Careful, on a list with as many old timers as this one, you may be
sending that message to the guy who wrote the original implementation.
 :)  I only go as far back as Rexx and JCL and RBase 5000, but never
used VSAM. ISAM yes.

Re: Is it ever necessary to vacuum a table that only gets inserts/updates?

От
Gavin Flower
Дата:
On 20/11/11 11:57, Scott Marlowe wrote:
On Sat, Nov 19, 2011 at 12:53 PM, Gavin Flower
<GavinFlower@archidevsys.co.nz> wrote:
On 19/11/11 11:32, Adam Cornett wrote:

On Fri, Nov 18, 2011 at 2:56 PM, Gavin Flower
<GavinFlower@archidevsys.co.nz> wrote:
On 18/11/11 04:59, Tom Lane wrote:
Craig Ringer<ringerc@ringerc.id.au>  writes:
On Nov 17, 2011 1:32 PM, "Tom Lane"<tgl@sss.pgh.pa.us>  wrote:
If it's purely an insert-only table, such as a logging table, then in
principle you only need periodic ANALYZEs and not any VACUUMs.
Won't a VACUUM FREEZE (or autovac equivalent) be necessary eventually,
to
handle xid wraparound?
Sure, but if he's continually adding new rows, I don't see much point in
launching extra freeze operations.

                       regards, tom lane

Just curious...

Will the pattern of inserts be at all relevant?
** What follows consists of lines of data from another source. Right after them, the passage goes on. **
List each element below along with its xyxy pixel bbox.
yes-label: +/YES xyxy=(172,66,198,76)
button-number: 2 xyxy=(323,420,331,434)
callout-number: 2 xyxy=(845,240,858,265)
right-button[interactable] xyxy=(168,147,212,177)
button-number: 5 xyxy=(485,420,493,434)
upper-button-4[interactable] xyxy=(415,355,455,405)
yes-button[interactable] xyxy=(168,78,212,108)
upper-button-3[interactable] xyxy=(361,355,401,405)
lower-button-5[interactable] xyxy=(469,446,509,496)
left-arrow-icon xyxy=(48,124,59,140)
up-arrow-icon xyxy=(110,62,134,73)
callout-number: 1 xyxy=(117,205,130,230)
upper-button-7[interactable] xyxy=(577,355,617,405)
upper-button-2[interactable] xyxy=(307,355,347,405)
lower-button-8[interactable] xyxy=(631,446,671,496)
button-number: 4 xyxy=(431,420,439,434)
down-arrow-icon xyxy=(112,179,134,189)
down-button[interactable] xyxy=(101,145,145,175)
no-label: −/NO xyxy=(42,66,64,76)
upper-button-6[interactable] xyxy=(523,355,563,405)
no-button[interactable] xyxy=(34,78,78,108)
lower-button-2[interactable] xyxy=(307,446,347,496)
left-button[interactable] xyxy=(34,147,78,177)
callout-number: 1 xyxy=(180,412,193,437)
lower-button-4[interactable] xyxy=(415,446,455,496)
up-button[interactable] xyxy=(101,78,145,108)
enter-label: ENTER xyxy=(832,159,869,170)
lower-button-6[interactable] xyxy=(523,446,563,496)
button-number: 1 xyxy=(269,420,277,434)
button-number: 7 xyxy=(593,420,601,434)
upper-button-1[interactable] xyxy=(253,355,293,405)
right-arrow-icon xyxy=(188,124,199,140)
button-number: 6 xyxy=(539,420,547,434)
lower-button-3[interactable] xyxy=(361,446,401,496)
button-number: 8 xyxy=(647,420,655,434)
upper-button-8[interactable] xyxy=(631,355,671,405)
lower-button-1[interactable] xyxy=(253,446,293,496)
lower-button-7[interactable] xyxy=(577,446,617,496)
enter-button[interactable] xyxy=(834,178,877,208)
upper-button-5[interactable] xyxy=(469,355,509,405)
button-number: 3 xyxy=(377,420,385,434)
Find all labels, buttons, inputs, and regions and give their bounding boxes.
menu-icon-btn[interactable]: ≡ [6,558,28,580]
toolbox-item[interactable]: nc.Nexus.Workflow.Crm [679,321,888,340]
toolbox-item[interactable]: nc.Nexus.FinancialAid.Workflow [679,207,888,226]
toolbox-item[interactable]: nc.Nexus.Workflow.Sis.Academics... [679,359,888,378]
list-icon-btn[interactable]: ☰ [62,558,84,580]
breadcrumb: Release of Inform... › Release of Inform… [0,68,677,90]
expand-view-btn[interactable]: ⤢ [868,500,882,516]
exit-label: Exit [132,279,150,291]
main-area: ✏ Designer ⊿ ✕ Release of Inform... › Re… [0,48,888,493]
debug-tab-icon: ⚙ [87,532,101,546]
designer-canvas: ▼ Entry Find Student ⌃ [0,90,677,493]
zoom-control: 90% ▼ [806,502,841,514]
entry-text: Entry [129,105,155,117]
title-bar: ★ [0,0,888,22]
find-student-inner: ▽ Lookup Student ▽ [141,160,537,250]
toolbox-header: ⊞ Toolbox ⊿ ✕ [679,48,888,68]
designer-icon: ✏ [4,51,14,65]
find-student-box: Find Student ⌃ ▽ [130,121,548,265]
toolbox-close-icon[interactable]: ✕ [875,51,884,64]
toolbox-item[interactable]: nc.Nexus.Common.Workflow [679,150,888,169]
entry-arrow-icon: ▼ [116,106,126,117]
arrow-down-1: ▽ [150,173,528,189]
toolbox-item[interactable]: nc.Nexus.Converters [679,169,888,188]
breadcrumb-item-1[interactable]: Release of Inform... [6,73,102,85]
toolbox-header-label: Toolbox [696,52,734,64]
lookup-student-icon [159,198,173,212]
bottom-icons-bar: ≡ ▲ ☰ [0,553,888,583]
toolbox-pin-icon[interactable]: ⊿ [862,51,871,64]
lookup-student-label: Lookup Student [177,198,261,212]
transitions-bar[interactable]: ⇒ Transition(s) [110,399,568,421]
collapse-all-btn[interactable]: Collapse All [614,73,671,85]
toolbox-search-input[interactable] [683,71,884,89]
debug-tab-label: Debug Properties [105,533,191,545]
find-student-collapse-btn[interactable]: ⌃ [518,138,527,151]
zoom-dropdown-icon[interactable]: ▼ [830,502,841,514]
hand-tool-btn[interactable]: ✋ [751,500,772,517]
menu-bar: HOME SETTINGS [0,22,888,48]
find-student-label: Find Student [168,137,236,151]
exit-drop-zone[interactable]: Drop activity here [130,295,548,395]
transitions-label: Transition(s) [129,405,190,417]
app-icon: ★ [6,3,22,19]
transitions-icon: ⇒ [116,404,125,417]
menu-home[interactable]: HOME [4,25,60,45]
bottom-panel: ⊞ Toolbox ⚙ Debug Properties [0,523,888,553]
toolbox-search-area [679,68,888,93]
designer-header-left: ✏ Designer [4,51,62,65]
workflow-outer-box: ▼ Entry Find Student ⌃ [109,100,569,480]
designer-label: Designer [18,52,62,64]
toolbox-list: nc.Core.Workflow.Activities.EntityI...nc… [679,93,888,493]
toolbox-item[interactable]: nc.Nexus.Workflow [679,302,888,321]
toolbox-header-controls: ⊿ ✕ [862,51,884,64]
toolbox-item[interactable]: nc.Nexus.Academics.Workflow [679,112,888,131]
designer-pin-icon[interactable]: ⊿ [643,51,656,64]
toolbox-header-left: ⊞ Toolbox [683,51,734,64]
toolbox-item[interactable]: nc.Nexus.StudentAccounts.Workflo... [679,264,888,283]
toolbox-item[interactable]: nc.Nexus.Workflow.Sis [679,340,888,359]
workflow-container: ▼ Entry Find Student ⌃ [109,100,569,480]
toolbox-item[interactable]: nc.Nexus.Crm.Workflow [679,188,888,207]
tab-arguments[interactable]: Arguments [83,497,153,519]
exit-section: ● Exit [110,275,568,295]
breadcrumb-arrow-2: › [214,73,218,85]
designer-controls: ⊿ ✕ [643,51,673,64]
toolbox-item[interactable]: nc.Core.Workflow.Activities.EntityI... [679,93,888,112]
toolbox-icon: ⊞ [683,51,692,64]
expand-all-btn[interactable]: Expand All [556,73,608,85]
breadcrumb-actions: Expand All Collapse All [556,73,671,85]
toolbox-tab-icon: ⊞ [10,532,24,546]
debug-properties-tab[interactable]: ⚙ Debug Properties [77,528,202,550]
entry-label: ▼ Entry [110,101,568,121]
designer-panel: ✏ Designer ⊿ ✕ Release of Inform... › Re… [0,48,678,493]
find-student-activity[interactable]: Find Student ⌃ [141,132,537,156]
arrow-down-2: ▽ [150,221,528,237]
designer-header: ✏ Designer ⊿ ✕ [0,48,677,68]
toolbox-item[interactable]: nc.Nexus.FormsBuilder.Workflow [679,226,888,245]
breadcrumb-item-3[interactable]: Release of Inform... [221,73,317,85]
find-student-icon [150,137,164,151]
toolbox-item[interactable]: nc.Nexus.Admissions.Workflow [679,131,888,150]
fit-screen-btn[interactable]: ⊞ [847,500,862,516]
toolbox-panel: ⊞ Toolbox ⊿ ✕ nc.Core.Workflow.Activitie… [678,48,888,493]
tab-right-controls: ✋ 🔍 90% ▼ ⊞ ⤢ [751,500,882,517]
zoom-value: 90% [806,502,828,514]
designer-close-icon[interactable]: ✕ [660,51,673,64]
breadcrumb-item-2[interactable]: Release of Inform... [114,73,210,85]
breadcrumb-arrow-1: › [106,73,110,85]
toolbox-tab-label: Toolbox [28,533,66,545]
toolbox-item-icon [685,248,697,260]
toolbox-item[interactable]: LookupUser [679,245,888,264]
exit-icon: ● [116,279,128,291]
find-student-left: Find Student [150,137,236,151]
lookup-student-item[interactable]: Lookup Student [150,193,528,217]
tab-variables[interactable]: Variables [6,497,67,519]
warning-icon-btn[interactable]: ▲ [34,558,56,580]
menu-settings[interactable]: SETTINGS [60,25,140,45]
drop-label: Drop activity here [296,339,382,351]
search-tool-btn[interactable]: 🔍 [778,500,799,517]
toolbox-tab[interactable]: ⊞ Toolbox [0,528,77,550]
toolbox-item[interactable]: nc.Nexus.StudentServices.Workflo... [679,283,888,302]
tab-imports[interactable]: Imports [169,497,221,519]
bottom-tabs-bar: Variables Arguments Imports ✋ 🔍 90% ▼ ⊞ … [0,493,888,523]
For example random inserts compared to apending records.  I thought that
random inserts would lead to bloat, as there would be lots of blocks far
from the optimum fill factor.


Regards,
Gavin

--
Sent via pgsql-general mailing list (pgsql-general@postgresql.org)
To make changes to your subscription:
http://www.postgresql.org/mailpref/pgsql-general
I might be wrong (I'm sure Tom will correct me if so), but Postgres does not
store tuples in an ordered format on disk, they are on disk in the order
they are inserted, unless the table is re-ordered by cluster, which only
does a one time sort.
Table bloat (and the table fill factor) are usually associated with deletes
and updates.  If you delete a row, or update it so that it takes up less
room (by say removing a large text value) then postgres could use the now
free space on that page to store a new tuple.
-Adam

HI Adam,

I suspect that you are right - noiw I come to think of it- I think I got
caught out by the ghost of VSAM creeping up on me )You seriously do NOT want
to know about IBM's VSAM!).
Careful, on a list with as many old timers as this one, you may be
sending that message to the guy who wrote the original implementation.:)  I only go as far back as Rexx and JCL and RBase 5000, but never
used VSAM. ISAM yes.
Brings back memories... AAAARRRGGGGHHHHHHH!!!!!!!!!!!!!!!!!

Many years ago (when I was not so old as I am now) I had a junior analyst/programmer, who I Had asked to insert about 20k ordered records from a tape file into a VSAM file where its primary was the sort key of the records on tape.  He wrote a COBOL program that took 7 hours to do so.  Now, he and a Systems Programmer had each been on a 5 day VSAM course, and they managed to optimise the download to take only half the time.  I went and looked at a COBOL manual for the first time in a few yeas (I was a Systems Analyst, and above 'mere' programming), and suggested they change the file type from 'RANDOM' to 'INDEX-SEQUENTIAL' - the download now took a mere 70 seconds!

At that I time I was adept at designing index sequential files on ICL mainframes, then VSAM on FACOM mainframes. So I avoided databases, especially as it involved another (rather snooty) team to do anything with a database, and program code had to be changed when migrating form development to UAT and then to production. Once they insisted I create a data model of a system I had designed with 5 files – after 4 hours overtime 2 members of that team and myself came up with a data model; that exactly matched the 5 files and fields I had used...

I left the mainframe world many years ago, and did not fall into the temptation to get back into COBOL programming for Y2K.

Now my favourite software stack is Linux/PostgreSQL/JBoss – and now I not only design systems, I am expected to code them too!